O acordo foi anunciado em uma reunião entre o governador Roberto Requião, o presidente da Copel, Rubens Ghilardi, e o presidente da Petrobrás, José Sérgio Gabrielli. Para a estatal paranaense, o novo contrato retira um passivo gigantesco de seu balanço e praticamente finaliza as negociações para a retomada da UEG. Agora, falta apenas a Copel confirmar a compra da participação da multinacional norte-americana El Paso no empreendimento. A companhia paranaense ofereceu US$ 190 milhões para ficar com a fatia de 60% que a sócia tem na usina. A Petrobrás tem uma participação de 20% no projeto e a Copel outros 20%.

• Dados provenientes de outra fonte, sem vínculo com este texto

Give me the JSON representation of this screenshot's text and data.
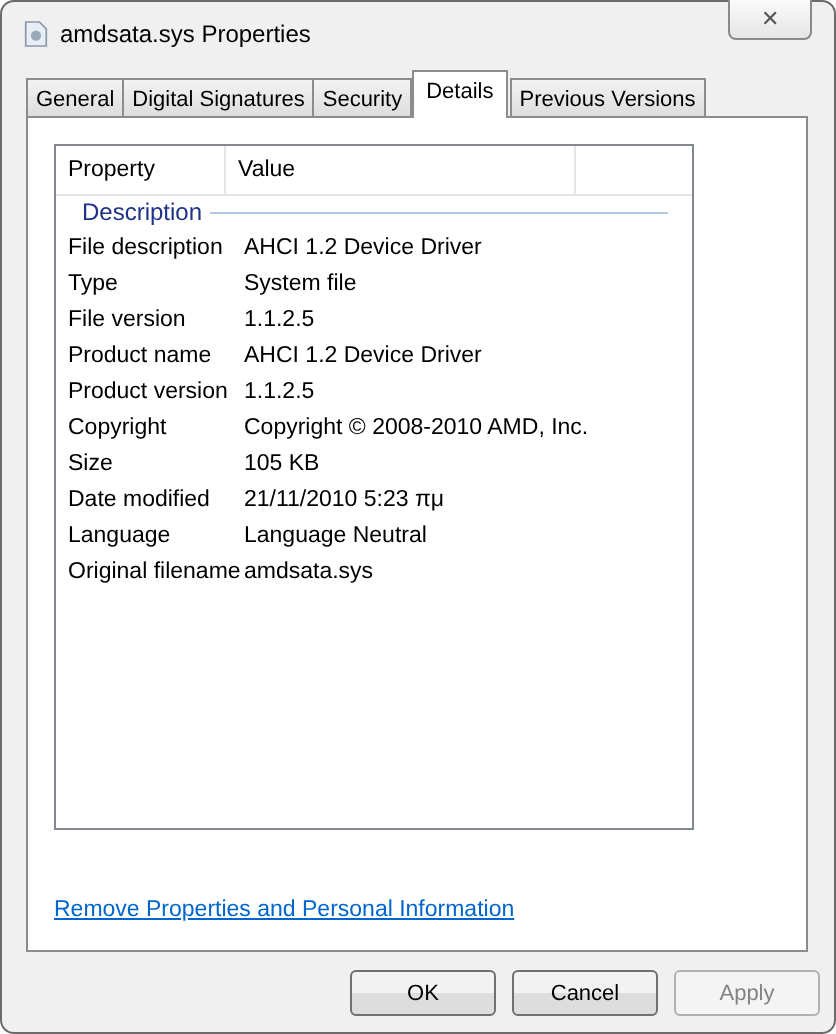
{
  "window": {
    "title": "amdsata.sys Properties",
    "close": "✕"
  },
  "tabs": [
    {
      "label": "General",
      "selected": false
    },
    {
      "label": "Digital Signatures",
      "selected": false
    },
    {
      "label": "Security",
      "selected": false
    },
    {
      "label": "Details",
      "selected": true
    },
    {
      "label": "Previous Versions",
      "selected": false
    }
  ],
  "table": {
    "columns": [
      "Property",
      "Value"
    ],
    "group": "Description",
    "rows": [
      {
        "property": "File description",
        "value": "AHCI 1.2 Device Driver"
      },
      {
        "property": "Type",
        "value": "System file"
      },
      {
        "property": "File version",
        "value": "1.1.2.5"
      },
      {
        "property": "Product name",
        "value": "AHCI 1.2 Device Driver"
      },
      {
        "property": "Product version",
        "value": "1.1.2.5"
      },
      {
        "property": "Copyright",
        "value": "Copyright © 2008-2010 AMD, Inc."
      },
      {
        "property": "Size",
        "value": "105 KB"
      },
      {
        "property": "Date modified",
        "value": "21/11/2010 5:23 πμ"
      },
      {
        "property": "Language",
        "value": "Language Neutral"
      },
      {
        "property": "Original filename",
        "value": "amdsata.sys"
      }
    ]
  },
  "link": "Remove Properties and Personal Information",
  "buttons": [
    {
      "label": "OK",
      "disabled": false
    },
    {
      "label": "Cancel",
      "disabled": false
    },
    {
      "label": "Apply",
      "disabled": true
    }
  ]
}
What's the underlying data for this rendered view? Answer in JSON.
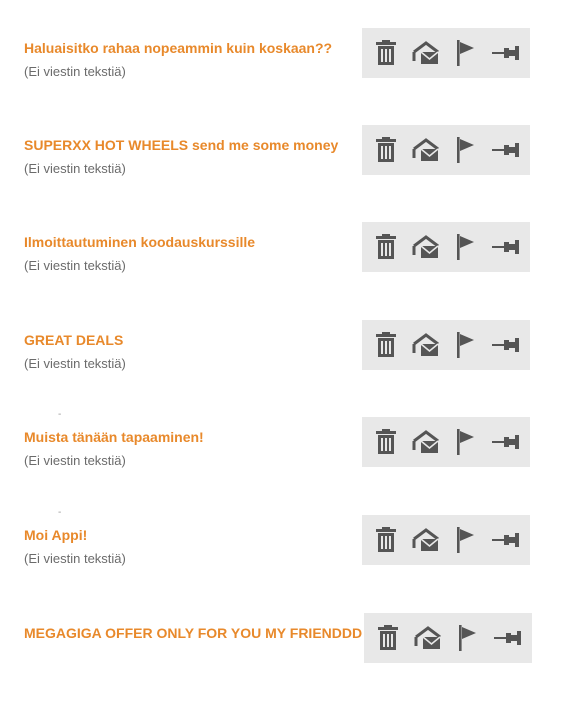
{
  "messages": [
    {
      "subject": "Haluaisitko rahaa nopeammin kuin koskaan??",
      "preview": "(Ei viestin tekstiä)",
      "dash": ""
    },
    {
      "subject": "SUPERXX HOT WHEELS send me some money",
      "preview": "(Ei viestin tekstiä)",
      "dash": ""
    },
    {
      "subject": "Ilmoittautuminen koodauskurssille",
      "preview": "(Ei viestin tekstiä)",
      "dash": ""
    },
    {
      "subject": "GREAT DEALS",
      "preview": "(Ei viestin tekstiä)",
      "dash": ""
    },
    {
      "subject": "Muista tänään tapaaminen!",
      "preview": "(Ei viestin tekstiä)",
      "dash": "-"
    },
    {
      "subject": "Moi Appi!",
      "preview": "(Ei viestin tekstiä)",
      "dash": "-"
    },
    {
      "subject": "MEGAGIGA OFFER ONLY FOR YOU MY FRIENDDD",
      "preview": "",
      "dash": ""
    }
  ],
  "action_icons": [
    "trash-icon",
    "mark-read-icon",
    "flag-icon",
    "pin-icon"
  ],
  "colors": {
    "subject": "#e8892b",
    "preview": "#6b6b6b",
    "action_bar": "#e8e8e8",
    "icon": "#555555"
  }
}
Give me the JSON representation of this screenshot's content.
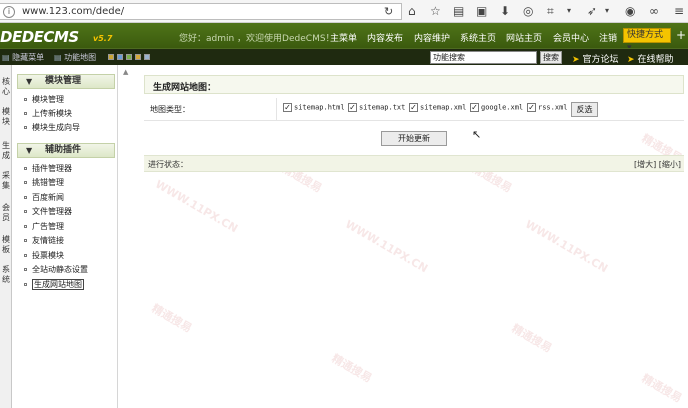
{
  "browser": {
    "url": "www.123.com/dede/",
    "icons": [
      "reload-icon",
      "home-icon",
      "star-icon",
      "bookmark-icon",
      "reader-icon",
      "download-icon",
      "shield-icon",
      "crop-icon",
      "dropdown-icon",
      "arrow-icon",
      "dropdown-icon",
      "globe-icon",
      "glasses-icon"
    ]
  },
  "header": {
    "logo": "DEDECMS",
    "version": "v5.7",
    "welcome": "您好：admin ，欢迎使用DedeCMS！",
    "nav": [
      "主菜单",
      "内容发布",
      "内容维护",
      "系统主页",
      "网站主页",
      "会员中心",
      "注销"
    ],
    "quick_button": "快捷方式",
    "plus": "+"
  },
  "toolbar": {
    "hide_menu": "隐藏菜单",
    "function_map": "功能地图",
    "search_value": "功能搜索",
    "search_button": "搜索",
    "official_forum": "官方论坛",
    "online_help": "在线帮助"
  },
  "vtabs": [
    "核心",
    "模块",
    "生成",
    "采集",
    "会员",
    "模板",
    "系统"
  ],
  "sidebar": {
    "sections": [
      {
        "title": "模块管理",
        "items": [
          "模块管理",
          "上传新模块",
          "模块生成向导"
        ]
      },
      {
        "title": "辅助插件",
        "items": [
          "插件管理器",
          "挑错管理",
          "百度新闻",
          "文件管理器",
          "广告管理",
          "友情链接",
          "投票模块",
          "全站动静态设置",
          "生成网站地图"
        ]
      }
    ]
  },
  "main": {
    "title": "生成网站地图：",
    "map_type_label": "地图类型：",
    "options": [
      {
        "label": "sitemap.html",
        "checked": true
      },
      {
        "label": "sitemap.txt",
        "checked": true
      },
      {
        "label": "sitemap.xml",
        "checked": true
      },
      {
        "label": "google.xml",
        "checked": true
      },
      {
        "label": "rss.xml",
        "checked": true
      }
    ],
    "invert_button": "反选",
    "start_button": "开始更新",
    "progress_label": "进行状态：",
    "zoom_in": "[增大]",
    "zoom_out": "[缩小]"
  },
  "watermark": {
    "cn": "精通搜易",
    "url": "WWW.11PX.CN"
  }
}
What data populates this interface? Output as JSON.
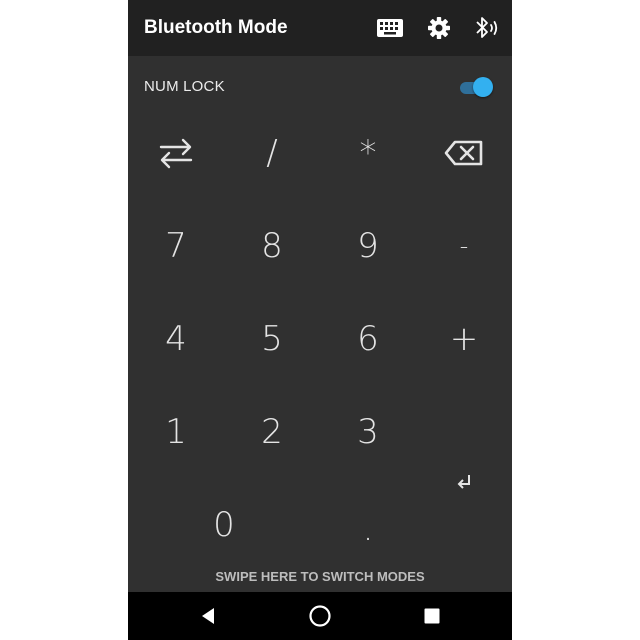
{
  "app_bar": {
    "title": "Bluetooth Mode",
    "icons": [
      "keyboard-icon",
      "settings-gear-icon",
      "bluetooth-audio-icon"
    ]
  },
  "num_lock": {
    "label": "NUM LOCK",
    "enabled": true,
    "accent_color": "#33b0f0"
  },
  "keypad": {
    "row1": [
      "swap-arrows-icon",
      "/",
      "*",
      "backspace-icon"
    ],
    "row2": [
      "7",
      "8",
      "9",
      "-"
    ],
    "row3": [
      "4",
      "5",
      "6",
      "+"
    ],
    "row4": [
      "1",
      "2",
      "3"
    ],
    "row5": [
      "0",
      ".",
      "enter-icon"
    ]
  },
  "keys": {
    "slash": "/",
    "asterisk": "*",
    "seven": "7",
    "eight": "8",
    "nine": "9",
    "minus": "-",
    "four": "4",
    "five": "5",
    "six": "6",
    "plus": "+",
    "one": "1",
    "two": "2",
    "three": "3",
    "zero": "0",
    "decimal": "."
  },
  "footer": {
    "swipe_text": "SWIPE HERE TO SWITCH MODES"
  },
  "nav_bar": {
    "buttons": [
      "back-icon",
      "home-icon",
      "recents-icon"
    ]
  }
}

Após fazer os últimos acertos com os sócios no projeto, a Copel pretende investir R$ 50 milhões na recuperação da termelétrica para que ela entre em funcionamento até o fim de 2008. Problemas na configuração das turbinas impediram que a usina fosse acionada e fizeram com que a empresa paranaense abrisse uma renegociação do contrato que a obrigava a comprar a energia da UEG, mesmo sem que houvesse a geração. Novas turbinas, capazes de funcionar com gás e diesel, devem ser adquiridas pela termelétrica. "Pretendemos oferecer a eletricidade de Araucária no próximo leilão de energia, que negociará contratos para suprimento a partir de 2010", adiantou Rubens Ghilardi.
A solução das discussões em torno da UEG encerrou duas ações judiciais entre a Copel e a El Paso. "Depois de três anos discutindo e negociando, conseguimos estabelecer acordos que atendem convenientemente aos interesses e possibilidades da Copel", resume Ghilardi.